Cuando todos los invitados se fueron y Lili debía subir a la alcoba
nupcial con su nuevo marido, escapó hacia el bosque y se escondió. Todos la
buscaron desesperados y temieron que algo malo le hubiera ocurrido. El príncipe
más que preocupado estaba fastidiado porque se había arruinado su noche de
bodas.
Todo
el pueblo lloró su muerte (pensaron que tal vez la había atacado un animal o
algún esclavo la habría asesinado) y sus padres estaban inconsolables. Sin
embargo, al poco tiempo, un cazador describió la hermosa mujer que había visto
vagando por el bosque y el príncipe supo en seguida que se trataba de Lili.
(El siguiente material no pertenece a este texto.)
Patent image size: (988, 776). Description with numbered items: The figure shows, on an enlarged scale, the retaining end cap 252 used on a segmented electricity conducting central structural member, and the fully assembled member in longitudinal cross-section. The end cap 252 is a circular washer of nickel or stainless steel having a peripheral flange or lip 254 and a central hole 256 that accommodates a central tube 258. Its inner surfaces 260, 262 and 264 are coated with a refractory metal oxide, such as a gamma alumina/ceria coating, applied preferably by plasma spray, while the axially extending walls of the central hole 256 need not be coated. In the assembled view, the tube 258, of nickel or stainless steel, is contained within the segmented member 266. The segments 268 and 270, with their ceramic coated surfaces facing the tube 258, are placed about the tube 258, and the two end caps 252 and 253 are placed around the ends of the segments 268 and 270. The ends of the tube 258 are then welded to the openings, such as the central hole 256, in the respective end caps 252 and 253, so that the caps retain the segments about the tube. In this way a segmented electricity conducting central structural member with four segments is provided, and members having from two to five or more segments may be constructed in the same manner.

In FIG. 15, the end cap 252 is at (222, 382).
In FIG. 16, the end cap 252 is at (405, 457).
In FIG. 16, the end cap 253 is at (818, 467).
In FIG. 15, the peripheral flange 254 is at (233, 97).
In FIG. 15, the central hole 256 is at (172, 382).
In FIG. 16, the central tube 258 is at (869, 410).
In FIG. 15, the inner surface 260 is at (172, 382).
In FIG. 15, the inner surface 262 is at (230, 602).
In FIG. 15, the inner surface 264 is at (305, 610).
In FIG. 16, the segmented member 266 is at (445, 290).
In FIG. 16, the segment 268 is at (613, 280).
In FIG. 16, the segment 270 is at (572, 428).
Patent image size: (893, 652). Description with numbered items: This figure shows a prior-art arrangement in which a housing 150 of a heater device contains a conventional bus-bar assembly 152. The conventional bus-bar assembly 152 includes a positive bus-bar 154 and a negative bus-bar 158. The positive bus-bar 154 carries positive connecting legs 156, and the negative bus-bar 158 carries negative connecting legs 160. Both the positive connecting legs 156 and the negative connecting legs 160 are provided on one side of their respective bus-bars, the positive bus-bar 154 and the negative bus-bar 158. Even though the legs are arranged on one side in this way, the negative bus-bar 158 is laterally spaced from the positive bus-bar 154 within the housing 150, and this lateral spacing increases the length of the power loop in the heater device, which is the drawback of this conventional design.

Mandó a sus esclavos a buscarla y en dos días la tenía de vuelta en palacio.
Como
castigo, el príncipe encerró a Lili en una torre donde apenas mandaba llevar
comida y agua y la visitó unas cuantas veces para obligarla a cumplir como su
esposa. Lili lloraba mucho e intentaba escapar, pero no pudo. Poco a poco el
príncipe la fue olvidando porque se puso flaca y fea y porque yacer con ella
era como hacerlo con una almohada; Lili ni siquiera respiraba. La madre de Lili
murió de pena y su padre consideró que el castigo era justo y no intercedió por
ella. Los demás, nunca supieron que ella había sido devuelta a palacio porque
sus padres prefirieron que pensaran que estaba muerta. Así de flaca como
estaba, pensó el príncipe, Lili nunca le daría herederos y puesto que todos
pensaban que ella estaba muerta, él se casó con otra mujer.
Una
día, Lili escuchó voces de mujeres muy a lo lejos y asomó, como pudo, su cabeza
por el estrecho hueco de la torre. Abajo
pasaban la bruja y otras mujeres camino de un pueblo cercano donde las había
enviado su padre a hacer algunos encargos. Lili nunca supo si eso fue casual o
su padre quiso tenderle una mano en silencio. Gritó fuerte y asomó su largo
cabello negro por la ventanilla y, no sin cierta dificultad, la bruja logró
reconocerla. Estaban todas muy contentas, pero vieron que se acercaba un
esclavo del princípe (que ya era rey) y tuvieron que alejarse.
En
adelante, cada día la bruja pasaba bajo la torre, llevaba fruta fresca y
contaba a Lili sobre las cosas que ocurrían en su antigua familia; su padre
estaba a punto de morir, tal o cual esclava acababa de parir, la helada los
había dejado sin frutas, etc.
Lili
estaba muy desesperada, aún cuando ya casi había asumido su destino y, al
menos, le agradecía a la vida que el rey ya no la visitara. La bruja organizó a
varias mujeres y juntas hicieron una escala humana y con picos agrandaron la
ventana por la que Lili se asomaba con difcultad y le ayudaron a escapar. Le
llevaron ropas limpias, algo de comida y un caballo y Lili escapó muy lejos
pensando que esta vez al rey ya no le importaría. Sin embargo, años más tarde
hubo de importarle, puesto que cuentan las gentes del pueblo que Lili vivó en
una casa en el bosque cuidando animales, recibiendo la visita de varias mujeres
a las que acogía y ayudaba como otras lo hicieron con ella. La bruja siguió
vistándola hasta que murió, pero antes de eso ya le había enseñado a curar el
cuerpo y alma de otras. El asunto es que un día, cuando Lili era ya bastante
vieja, llegó a su casita una joven desesperada que había oido de ella y quería
aprender. Decidió vivir junto a Lili y seguir con sus tareas después de su
muerte. Dicen que el rey nunca perdonó que Lili le robara así su hija menor,
pero en ella no hubo sed de venganza sino amor por la valiente joven en quien
pudo reconocerse y reconocer a muchas otras.